Duks Äußerungen stießen auf scharfe Kritik von der niederländischen Historikerin marokkanischer Herkunft Nadia Bouras. In einem Interview bezeichnete Bouras solche „böswilligen“ Aussagen als einen Versuch, Muslime permanent als „Fremde“ darzustellen.
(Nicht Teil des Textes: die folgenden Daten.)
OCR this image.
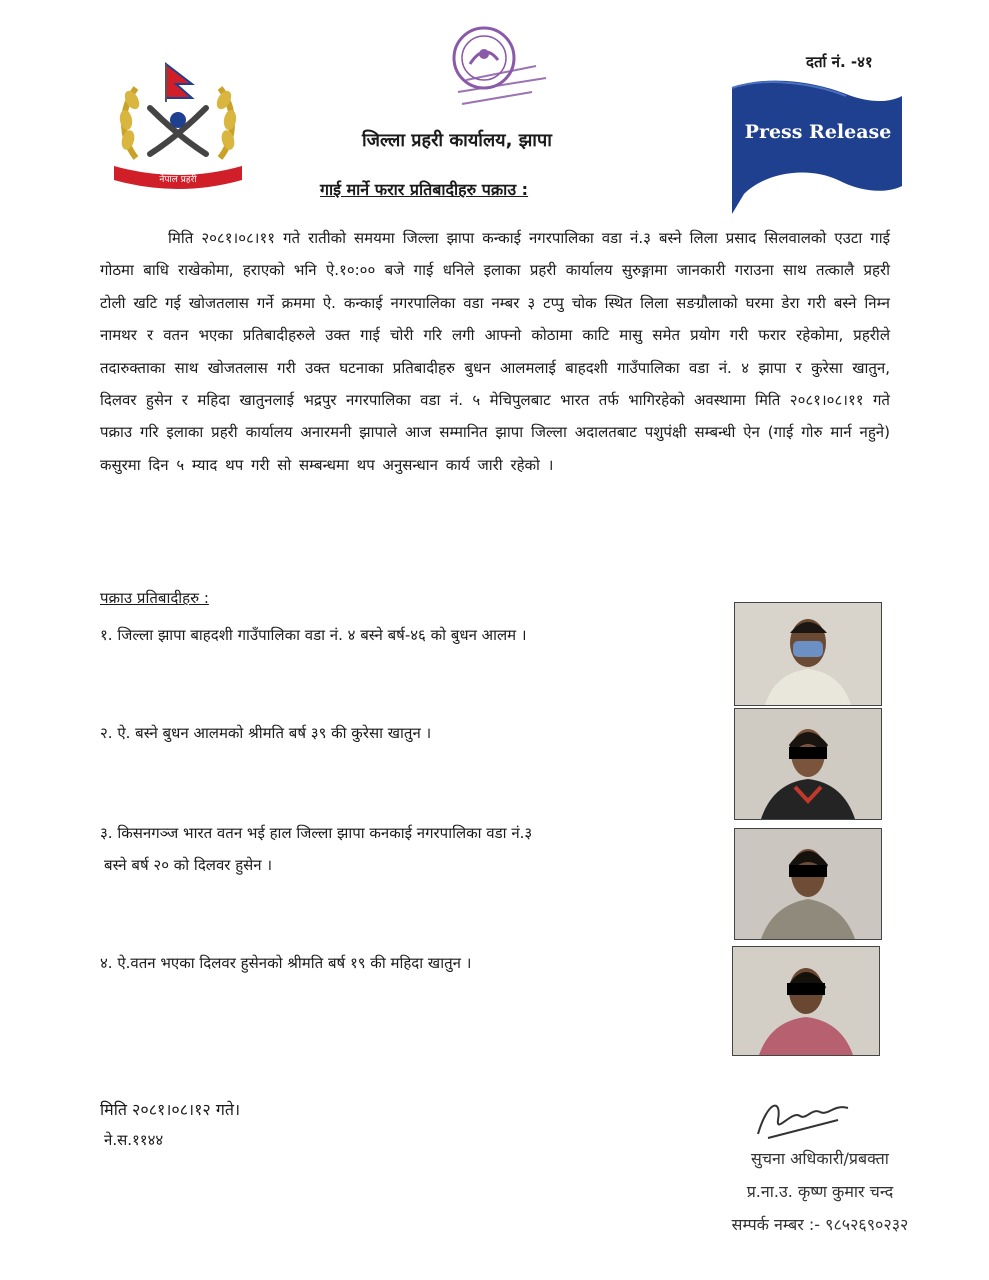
नेपाल प्रहरी
दर्ता नं. -४१
Press Release
जिल्ला प्रहरी कार्यालय, झापा
गाई मार्ने फरार प्रतिबादीहरु पक्राउ :
मिति २०८१।०८।११ गते रातीको समयमा जिल्ला झापा कन्काई नगरपालिका वडा नं.३ बस्ने लिला प्रसाद सिलवालको एउटा गाई गोठमा बाधि राखेकोमा, हराएको भनि ऐ.१०:०० बजे गाई धनिले इलाका प्रहरी कार्यालय सुरुङ्गामा जानकारी गराउना साथ तत्कालै प्रहरी टोली खटि गई खोजतलास गर्ने क्रममा ऐ. कन्काई नगरपालिका वडा नम्बर ३ टप्पु चोक स्थित लिला सङग्रौलाको घरमा डेरा गरी बस्ने निम्न नामथर र वतन भएका प्रतिबादीहरुले उक्त गाई चोरी गरि लगी आफ्नो कोठामा काटि मासु समेत प्रयोग गरी फरार रहेकोमा, प्रहरीले तदारुक्ताका साथ खोजतलास गरी उक्त घटनाका प्रतिबादीहरु बुधन आलमलाई बाहदशी गाउँपालिका वडा नं. ४ झापा र कुरेसा खातुन, दिलवर हुसेन र महिदा खातुनलाई भद्रपुर नगरपालिका वडा नं. ५ मेचिपुलबाट भारत तर्फ भागिरहेको अवस्थामा मिति २०८१।०८।११ गते पक्राउ गरि इलाका प्रहरी कार्यालय अनारमनी झापाले आज सम्मानित झापा जिल्ला अदालतबाट पशुपंक्षी सम्बन्धी ऐन (गाई गोरु मार्न नहुने) कसुरमा दिन ५ म्याद थप गरी सो सम्बन्धमा थप अनुसन्धान कार्य जारी रहेको ।
पक्राउ प्रतिबादीहरु :
१. जिल्ला झापा बाहदशी गाउँपालिका वडा नं. ४ बस्ने बर्ष-४६ को बुधन आलम ।
२. ऐ. बस्ने बुधन आलमको श्रीमति बर्ष ३९ की कुरेसा खातुन ।
३. किसनगञ्ज भारत वतन भई हाल जिल्ला झापा कनकाई नगरपालिका वडा नं.३
बस्ने बर्ष २० को दिलवर हुसेन ।
४. ऐ.वतन भएका दिलवर हुसेनको श्रीमति बर्ष १९ की महिदा खातुन ।
मिति २०८१।०८।१२ गते।
ने.स.११४४
सुचना अधिकारी/प्रबक्ता
प्र.ना.उ. कृष्ण कुमार चन्द
सम्पर्क नम्बर :- ९८५२६९०२३२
Sie erklärte: „Das dient dazu, sie zu disziplinieren, zu demütigen und – wie wir inzwischen sehen – sie zu bestrafen, indem man ihnen die Staatsbürgerschaft entzieht, wenn sie nicht das tun, was von ihnen verlangt wird.“
Mohammed Chahim, ein niederländisches Mitglied der Sozialisten im Europäischen Parlament, sieht in dieser Art von Rhetorik einen Versuch, die Erfolge, Rollen und Einflüsse von Muslimen gezielt zu untergraben.
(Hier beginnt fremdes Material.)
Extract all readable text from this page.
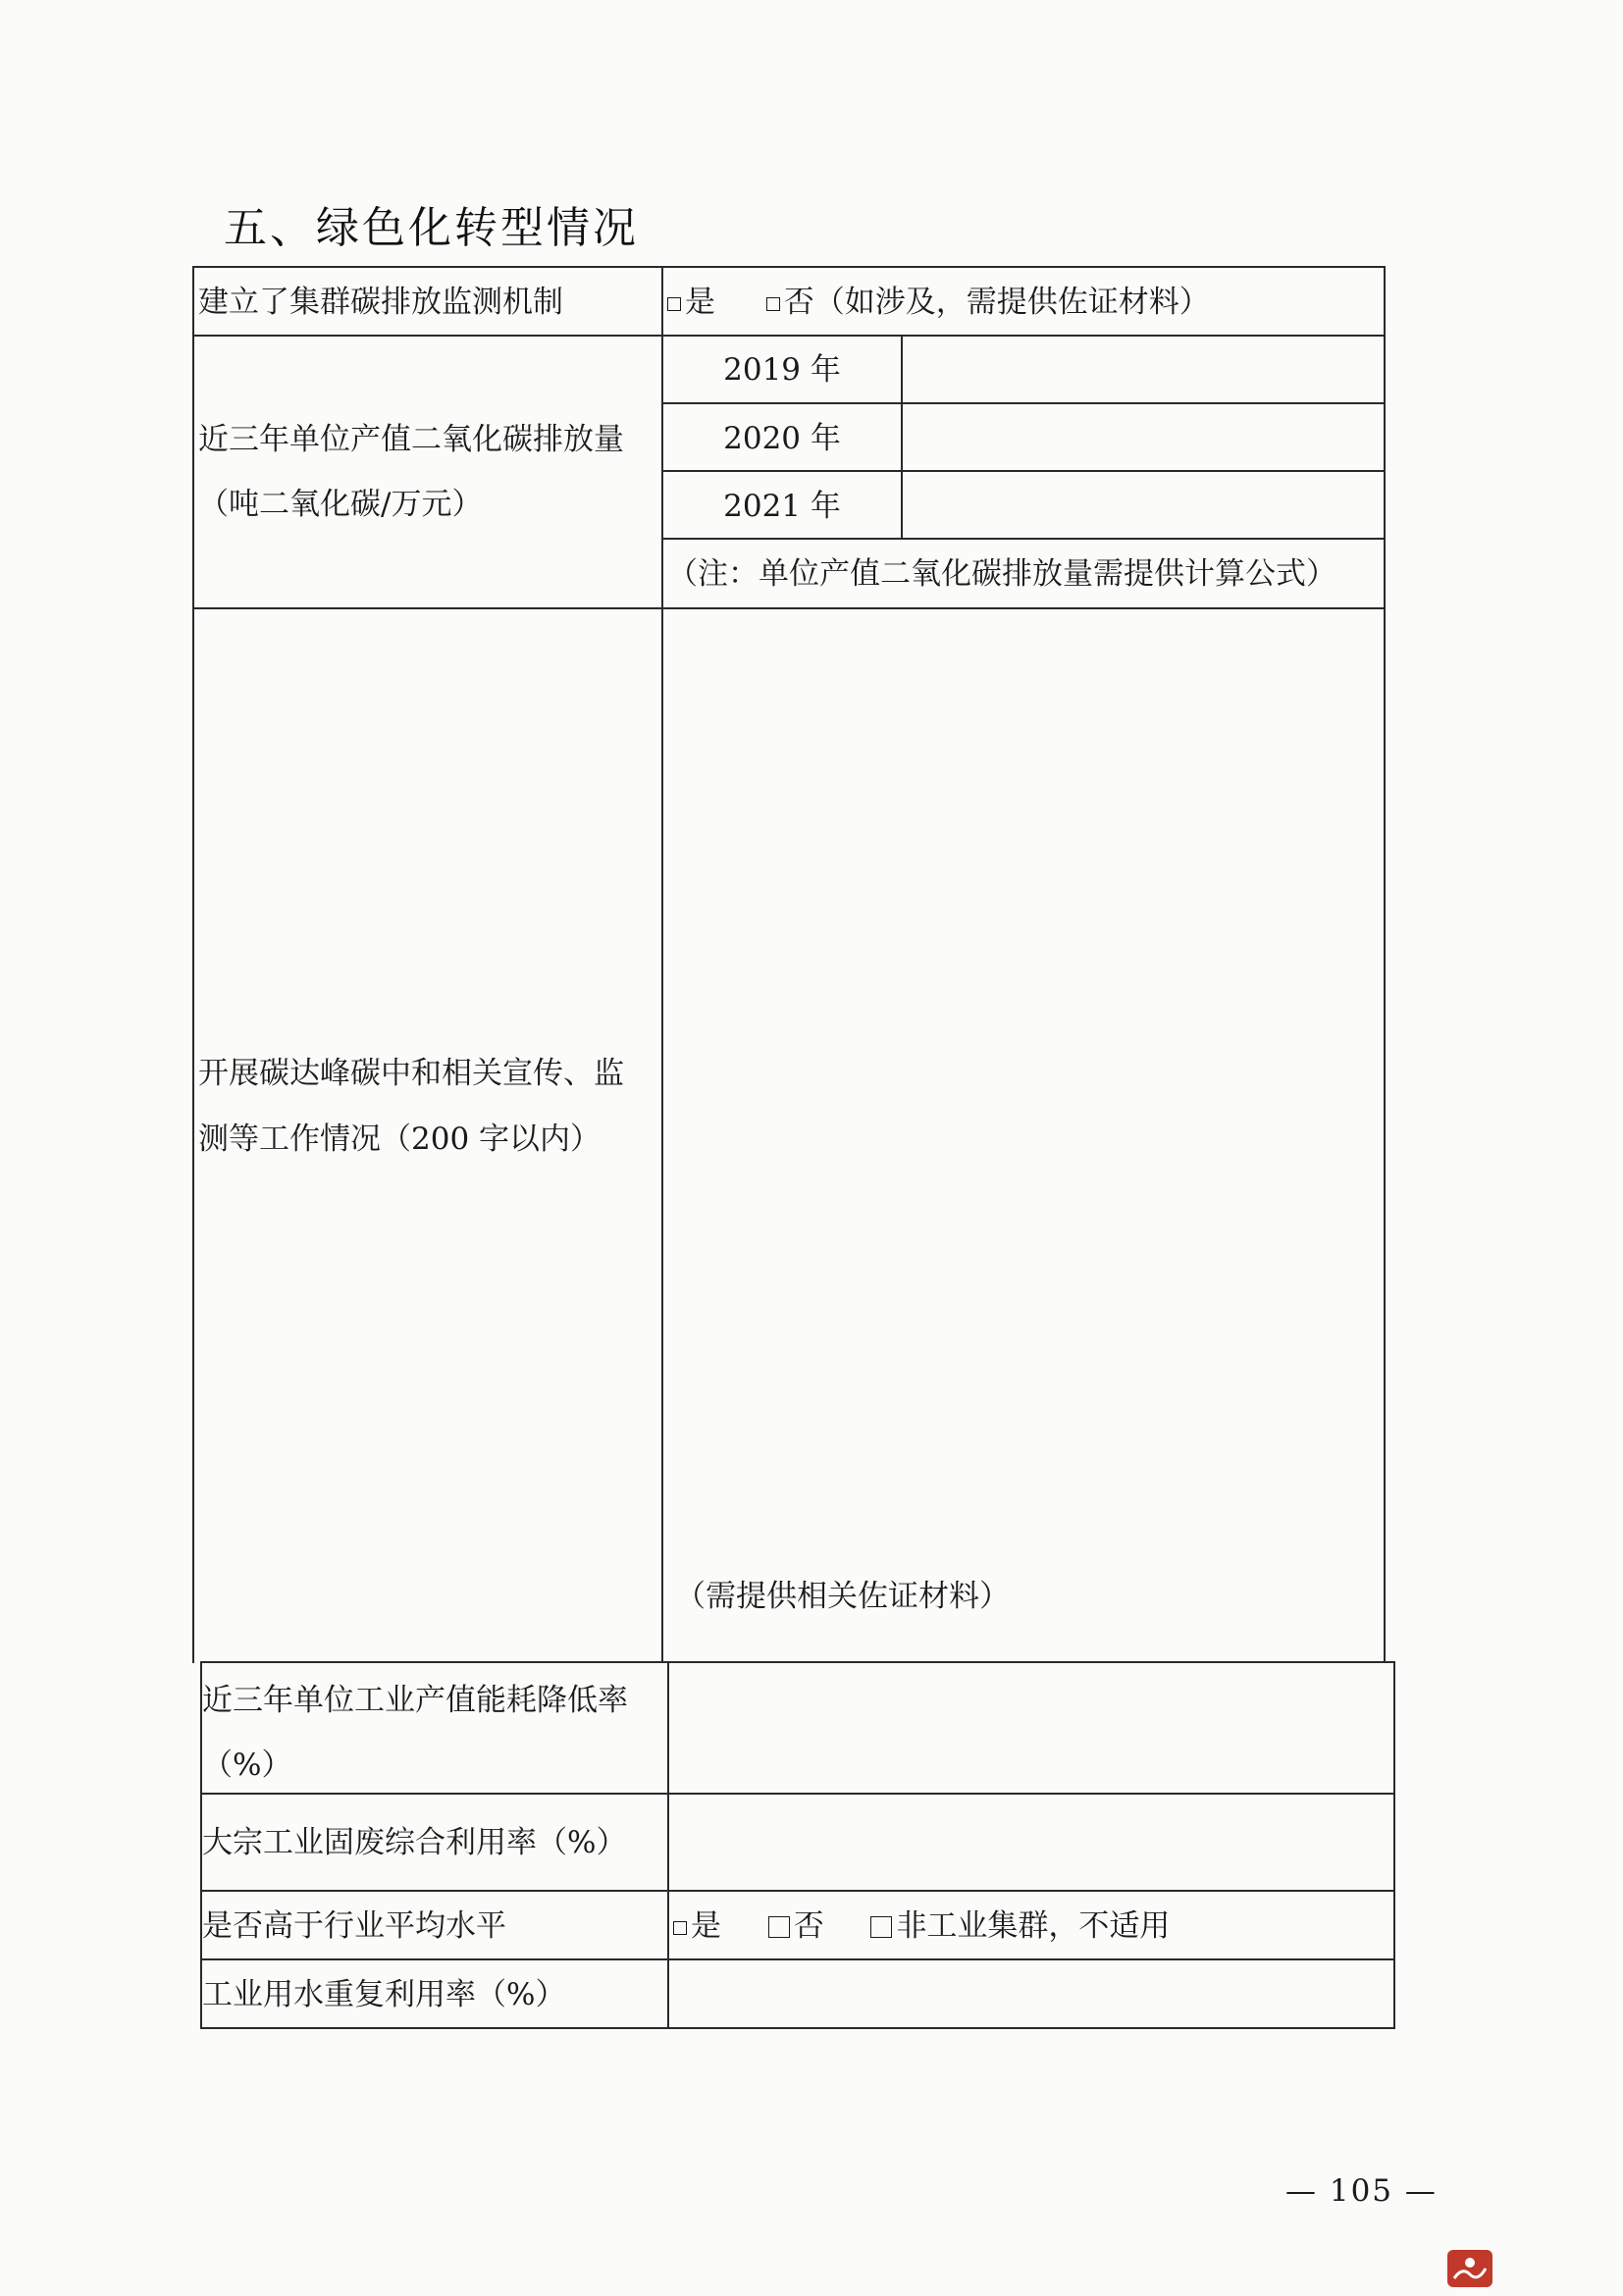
五、绿色化转型情况
建立了集群碳排放监测机制	是 否（如涉及，需提供佐证材料）
近三年单位产值二氧化碳排放量
（吨二氧化碳/万元）
2019 年
2020 年
2021 年
（注：单位产值二氧化碳排放量需提供计算公式）
开展碳达峰碳中和相关宣传、监
测等工作情况（200 字以内）
（需提供相关佐证材料）
近三年单位工业产值能耗降低率
（%）
大宗工业固废综合利用率（%）
是否高于行业平均水平	是 否 非工业集群，不适用
工业用水重复利用率（%）
— 105 —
Ein einflussreicher Kommunikationsberater in Brüssel erklärte mir, dass Muslime in Europa nach wie vor Schwierigkeiten hätten, akzeptiert zu werden. „Es spielt keine Rolle, wie gut jemand die Sprache spricht, welche Diplome er besitzt oder wie er sich kleidet. Ein opportunistischer Politiker wird immer etwas finden und es als ‚ethnische Eigenart, die mit europäischen Werten unvereinbar ist‘ darstellen.“
Während all das schon deprimierend genug ist, nimmt die Diskussion über Muslime in Europa – und nicht nur unter rechtsextremen Politikern – eine immer düsterere Wendung. Die Behauptungen, dass Muslime dauerhaft Ausgegrenzte seien, erinnern zunehmend an eine neue Version der Vorwürfe, die einst gegen die jüdische Bevölkerung Europas erhoben wurden.
„Heute sind es die Muslime, die beschuldigt werden, sich nicht an Europa anzupassen. Sie sind die neuen ‚Anderen‘ Europas“, sagt der österreichische Politikwissenschaftler Farid Hafez. Die in Deutschland lebende Menschenrechtsaktivistin Shaza Alrihawi fügt hinzu: „Wir sind mittlerweile wie die neuen Juden Europas.“
Zu Beginn eines neuen Jahres sage ich mir, dass auch diese Phase vorübergehen wird. Europäer werden lernen, mit Vielfalt zu leben, die extreme Rechte wird sich ein neues Feindbild suchen, und europäische Politiker werden von ihrem sorglosen Gebrauch spalterischer und giftiger Rhetorik ablassen.
Doch oft verliere ich die Hoffnung. Nach jedem Terroranschlag, wie dem jüngsten in Magdeburg, verschärfen sich die Gegenreaktionen nur noch weiter. Solche Vorfälle werden genutzt, um alle Menschen muslimischer Herkunft, unabhängig von ihren ideologischen Ansichten, pauschal zu verdächtigen.
An guten Tagen glaube ich jedoch, dass ein Wandel möglich ist. Ich denke, dass er eintreten wird, wenn mehr Muslime ihre Stimmen erheben, in ihren Karrieren aufsteigen und – wie Mohammed Chahim sagt – klar zeigen, dass sie „ihre Grundrechte kennen, die Gesetze verstehen und erfolgreich sind“.
An dem Tag, an dem das geschieht, könnten die Muslime Europas endlich als Individuen und Bürger mit ihren vielfältigen Identitäten anerkannt werden. Sie würden nicht länger auf vereinfachte Karikaturen oder orientalistische Stereotype reduziert, sondern in ihrer eigenen Würde existieren. Vielleicht können wir dann, unabhängig davon, ob wir integriert sind oder nicht, endlich aufhören, für schuldig erklärt zu werden.
*Shada Islam ist eine in Brüssel ansässige Kommentatorin für EU-Angelegenheiten. Sie ist Gründerin von New Horizons, einem Projekt, das Strategieberatung, Analysen und Beratungsdienste anbietet.